What’s So Bad (or Great) About Obamacare? (Part 5 of 9)

These seem like pretty valid concerns to me. Let’s look at a few more issues brought up by Obamacare’s critics:

Less coverage: In addition to the above-mentioned home care and wellness services provided by Medicare Advantage, it covers several other things not covered by basic Medicare – e.g., improved prescription drug plans, screening for vision and hearing, dental care. Many seniors opt for Medicare Advantage because it is cheaper than getting private supplemental coverage. This goes for the disabled, as well as those of low income and rural residents, too.
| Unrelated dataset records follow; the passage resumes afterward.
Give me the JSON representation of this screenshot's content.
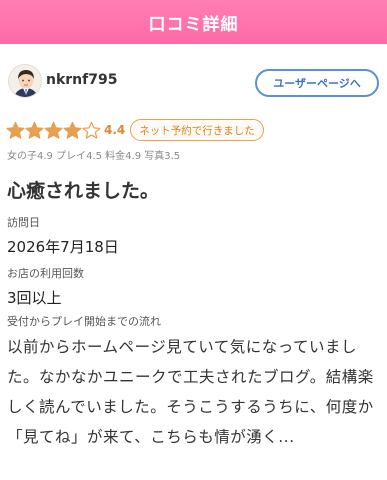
{
  "header": {
    "title": "口コミ詳細"
  },
  "user": {
    "name": "nkrnf795",
    "userpage_button": "ユーザーページへ"
  },
  "rating": {
    "stars_filled": 4,
    "stars_total": 5,
    "value": "4.4",
    "star_color": "#e8a050",
    "net_badge": "ネット予約で行きました"
  },
  "sub_ratings": "女の子4.9 プレイ4.5 料金4.9 写真3.5",
  "review": {
    "title": "心癒されました。",
    "visit_date_label": "訪問日",
    "visit_date": "2026年7月18日",
    "visit_count_label": "お店の利用回数",
    "visit_count": "3回以上",
    "flow_label": "受付からプレイ開始までの流れ",
    "body": "以前からホームページ見ていて気になっていました。なかなかユニークで工夫されたブログ。結構楽しく読んでいました。そうこうするうちに、何度か「見てね」が来て、こちらも情が湧く..."
  },
  "colors": {
    "header_pink": "#ff6aa6",
    "button_blue": "#5b8fd9",
    "badge_orange": "#e8a050"
  }
}
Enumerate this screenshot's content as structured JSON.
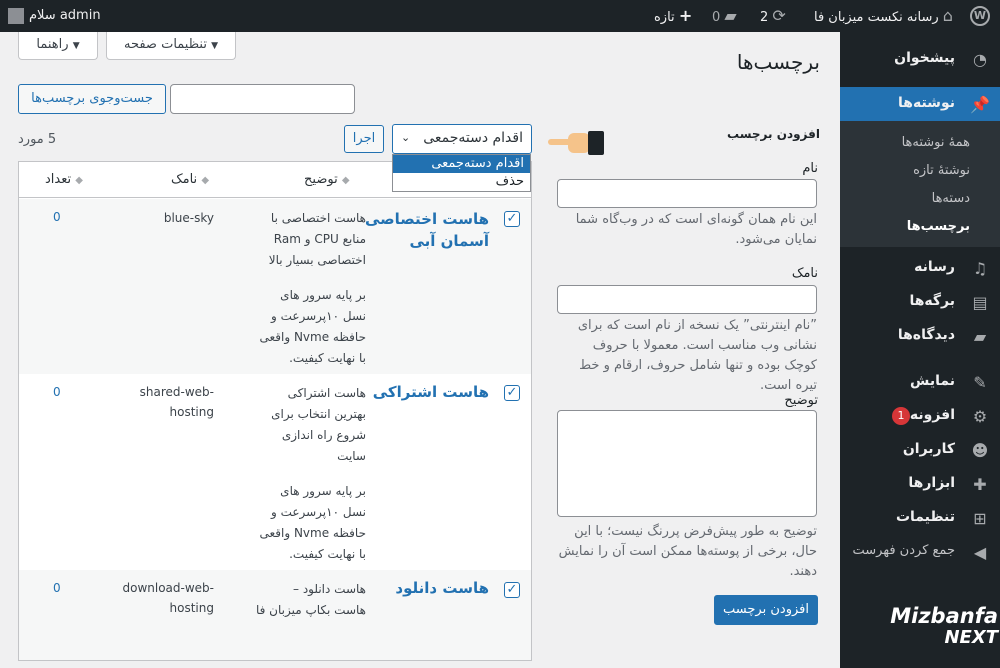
{
  "admin_bar": {
    "greeting": "سلام admin",
    "site_name": "رسانه نکست میزبان فا",
    "updates_count": "2",
    "comments_count": "0",
    "new_label": "تازه"
  },
  "sidebar": {
    "items": [
      {
        "label": "پیشخوان",
        "icon": "dashboard-icon"
      },
      {
        "label": "نوشته‌ها",
        "icon": "pin-icon"
      },
      {
        "label": "رسانه",
        "icon": "media-icon"
      },
      {
        "label": "برگه‌ها",
        "icon": "pages-icon"
      },
      {
        "label": "دیدگاه‌ها",
        "icon": "comments-icon"
      },
      {
        "label": "نمایش",
        "icon": "appearance-icon"
      },
      {
        "label": "افزونه‌ها",
        "icon": "plugins-icon",
        "badge": "1"
      },
      {
        "label": "کاربران",
        "icon": "users-icon"
      },
      {
        "label": "ابزارها",
        "icon": "tools-icon"
      },
      {
        "label": "تنظیمات",
        "icon": "settings-icon"
      },
      {
        "label": "جمع کردن فهرست",
        "icon": "collapse-icon"
      }
    ],
    "submenu": [
      "همهٔ نوشته‌ها",
      "نوشتهٔ تازه",
      "دسته‌ها",
      "برچسب‌ها"
    ]
  },
  "header": {
    "page_title": "برچسب‌ها",
    "screen_options": "تنظیمات صفحه",
    "help": "راهنما"
  },
  "search": {
    "button": "جست‌وجوی برچسب‌ها",
    "value": ""
  },
  "bulk": {
    "selected": "اقدام دسته‌جمعی",
    "apply": "اجرا",
    "options": [
      "اقدام دسته‌جمعی",
      "حذف"
    ],
    "items_count": "5 مورد"
  },
  "add_form": {
    "heading": "افزودن برچسب",
    "name_label": "نام",
    "name_value": "",
    "name_desc": "این نام همان گونه‌ای است که در وب‌گاه شما نمایان می‌شود.",
    "slug_label": "نامک",
    "slug_value": "",
    "slug_desc": "”نام اینترنتی” یک نسخه از نام است که برای نشانی وب مناسب است. معمولا با حروف کوچک بوده و تنها شامل حروف، ارقام و خط تیره است.",
    "desc_label": "توضیح",
    "desc_value": "",
    "desc_desc": "توضیح به طور پیش‌فرض پررنگ نیست؛ با این حال، برخی از پوسته‌ها ممکن است آن را نمایش دهند.",
    "submit": "افزودن برچسب"
  },
  "table": {
    "columns": {
      "name": "نام",
      "description": "توضیح",
      "slug": "نامک",
      "count": "تعداد"
    },
    "rows": [
      {
        "name_lines": [
          "هاست اختصاصی",
          "آسمان آبی"
        ],
        "desc_lines": [
          "هاست اختصاصی با",
          "منابع CPU و Ram",
          "اختصاصی بسیار بالا",
          "",
          "بر پایه سرور های",
          "نسل ۱۰پرسرعت و",
          "حافظه Nvme واقعی",
          "با نهایت کیفیت."
        ],
        "slug_lines": [
          "blue-sky"
        ],
        "count": "0"
      },
      {
        "name_lines": [
          "هاست اشتراکی"
        ],
        "desc_lines": [
          "هاست اشتراکی",
          "بهترین انتخاب برای",
          "شروع راه اندازی",
          "سایت",
          "",
          "بر پایه سرور های",
          "نسل ۱۰پرسرعت و",
          "حافظه Nvme واقعی",
          "با نهایت کیفیت."
        ],
        "slug_lines": [
          "shared-web-",
          "hosting"
        ],
        "count": "0"
      },
      {
        "name_lines": [
          "هاست دانلود"
        ],
        "desc_lines": [
          "هاست دانلود –",
          "هاست بکاپ میزبان فا"
        ],
        "slug_lines": [
          "download-web-",
          "hosting"
        ],
        "count": "0"
      }
    ]
  },
  "watermark": {
    "line1": "Mizbanfa",
    "line2": "NEXT"
  }
}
Without MA, many will no longer be able to afford such coverage and will have to do without, thereby putting their health at risk.

What about the President’s promise that, if you like your doctor and your insurance, you can keep them? Frankly, he has no business saying such a thing. For one, your employer can decide to change or drop your insurance right now. Or, your doctor can decide not to accept whatever plan you are on. Second, while there are no mandates in the current bill forcing such changes, it is the outworking of the proposals and their consequences that will, in effect, limit what kind of policies you can get and the doctors you can see.

On second thought, I need to amend that “second” statement. There will be no forced changes right away. Most employer-funded plans would need to be modified to meet new, H.H.S.-determined “minimum benefit standards”, but they would have a 5-year grace period to do so. This could mean dropping benefits in some areas, so that they can include other, newly-mandated coverage. Some may lay off workers so they can afford health insurance for the rest. They would be able to choose a level of coverage and give employees the ability to shop for a new plan at the marketplace called the Health Insurance Exchange. Or, they might just decide to stop providing health insurance altogether. (More on this to follow.)

Privately-obtained insurance policies, however, will supposedly not be required to comply with the federal minimums. Or, will they? Given what I have read about the “essential benefit package” to be designed by the new Health Benefits Advisory Committee, I am not so sure any private insurance policies will escape federal dictates. Of course, everyone will be mandated to get some sort of health insurance coverage, or they will be subject to a fine – starting at $750/yr for an individual and ranging from $1500/yr to $3800/yr for a family. And, by the way, there will be a new tax on those who obtain private insurance. Yippee!